By oTAL on 1/2/2009 1:14:41 PM , Rating: 4
This is great for software developers and other IP holders everywhere, since it means the Chinese government is starting to seriously tackle these issues.

An important point for me is that the people pirating Symantec software should be given sentences twice as harsh. That's like pirating Celine Dion CDs.
Sentence: 3 years for piracy + 10 years for distributing crap. ;)




RE: Great work!
By Screwballl on 1/2/2009 2:40:34 PM , Rating: 2
Agreed... counterfeit Kia car parts anyone?


RE: Great work!
By stmok on 1/2/2009 8:57:27 PM , Rating: 2
quote:
This is great for software developers and other IP holders everywhere, since it means the Chinese government is starting to seriously tackle these issues.

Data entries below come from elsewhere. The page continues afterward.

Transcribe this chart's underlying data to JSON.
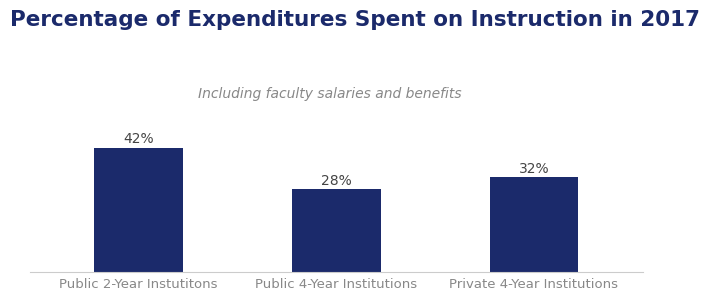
{
  "title": "Percentage of Expenditures Spent on Instruction in 2017",
  "subtitle": "Including faculty salaries and benefits",
  "categories": [
    "Public 2-Year Instutitons",
    "Public 4-Year Institutions",
    "Private 4-Year Institutions"
  ],
  "values": [
    42,
    28,
    32
  ],
  "bar_color": "#1B2A6B",
  "title_color": "#1B2A6B",
  "subtitle_color": "#888888",
  "tick_color": "#888888",
  "value_label_color": "#444444",
  "value_labels": [
    "42%",
    "28%",
    "32%"
  ],
  "ylim": [
    0,
    50
  ],
  "background_color": "#ffffff",
  "title_fontsize": 15.5,
  "subtitle_fontsize": 10,
  "bar_width": 0.45,
  "value_fontsize": 10,
  "xlabel_fontsize": 9.5
}
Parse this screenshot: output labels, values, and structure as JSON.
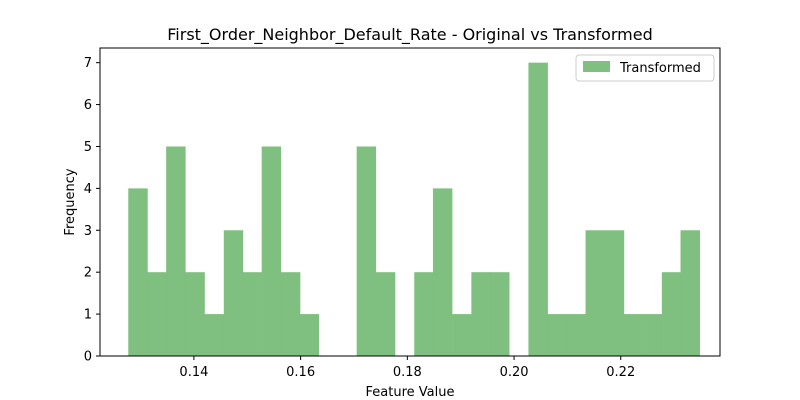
{
  "chart_data": {
    "type": "bar",
    "title": "First_Order_Neighbor_Default_Rate - Original vs Transformed",
    "xlabel": "Feature Value",
    "ylabel": "Frequency",
    "xlim": [
      0.1224,
      0.2386
    ],
    "ylim": [
      0,
      7.35
    ],
    "xticks": [
      0.14,
      0.16,
      0.18,
      0.2,
      0.22
    ],
    "xtick_labels": [
      "0.14",
      "0.16",
      "0.18",
      "0.20",
      "0.22"
    ],
    "yticks": [
      0,
      1,
      2,
      3,
      4,
      5,
      6,
      7
    ],
    "ytick_labels": [
      "0",
      "1",
      "2",
      "3",
      "4",
      "5",
      "6",
      "7"
    ],
    "legend_position": "top-right",
    "bin_width": 0.00357,
    "series": [
      {
        "name": "Transformed",
        "color": "#7fbf7f",
        "bins": [
          {
            "x0": 0.1277,
            "value": 4
          },
          {
            "x0": 0.1313,
            "value": 2
          },
          {
            "x0": 0.1348,
            "value": 5
          },
          {
            "x0": 0.1384,
            "value": 2
          },
          {
            "x0": 0.142,
            "value": 1
          },
          {
            "x0": 0.1456,
            "value": 3
          },
          {
            "x0": 0.1491,
            "value": 2
          },
          {
            "x0": 0.1527,
            "value": 5
          },
          {
            "x0": 0.1563,
            "value": 2
          },
          {
            "x0": 0.1598,
            "value": 1
          },
          {
            "x0": 0.1634,
            "value": 0
          },
          {
            "x0": 0.167,
            "value": 0
          },
          {
            "x0": 0.1705,
            "value": 5
          },
          {
            "x0": 0.1741,
            "value": 2
          },
          {
            "x0": 0.1777,
            "value": 0
          },
          {
            "x0": 0.1813,
            "value": 2
          },
          {
            "x0": 0.1848,
            "value": 4
          },
          {
            "x0": 0.1884,
            "value": 1
          },
          {
            "x0": 0.192,
            "value": 2
          },
          {
            "x0": 0.1955,
            "value": 2
          },
          {
            "x0": 0.1991,
            "value": 0
          },
          {
            "x0": 0.2027,
            "value": 7
          },
          {
            "x0": 0.2062,
            "value": 1
          },
          {
            "x0": 0.2098,
            "value": 1
          },
          {
            "x0": 0.2134,
            "value": 3
          },
          {
            "x0": 0.217,
            "value": 3
          },
          {
            "x0": 0.2205,
            "value": 1
          },
          {
            "x0": 0.2241,
            "value": 1
          },
          {
            "x0": 0.2277,
            "value": 2
          },
          {
            "x0": 0.2312,
            "value": 3
          }
        ]
      }
    ]
  }
}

It isn't so great when you realise that this is all "for show" to scare people, rather than a prevention measure.


RE: Great work!
By Laitainion on 1/3/2009 6:34:35 AM , Rating: 2
That's all these cases ever are. You can't find and lock up everyone, or even all the serious offenders. The role of any punishment delivered by the State can only be a deterrence because the chance of actually being punished is fairly low and always has been.


RE: Great work!
By AnnihilatorX on 1/4/2009 6:38:45 PM , Rating: 2
Isn't the new Norton getting quite good reviews on many sites somehow?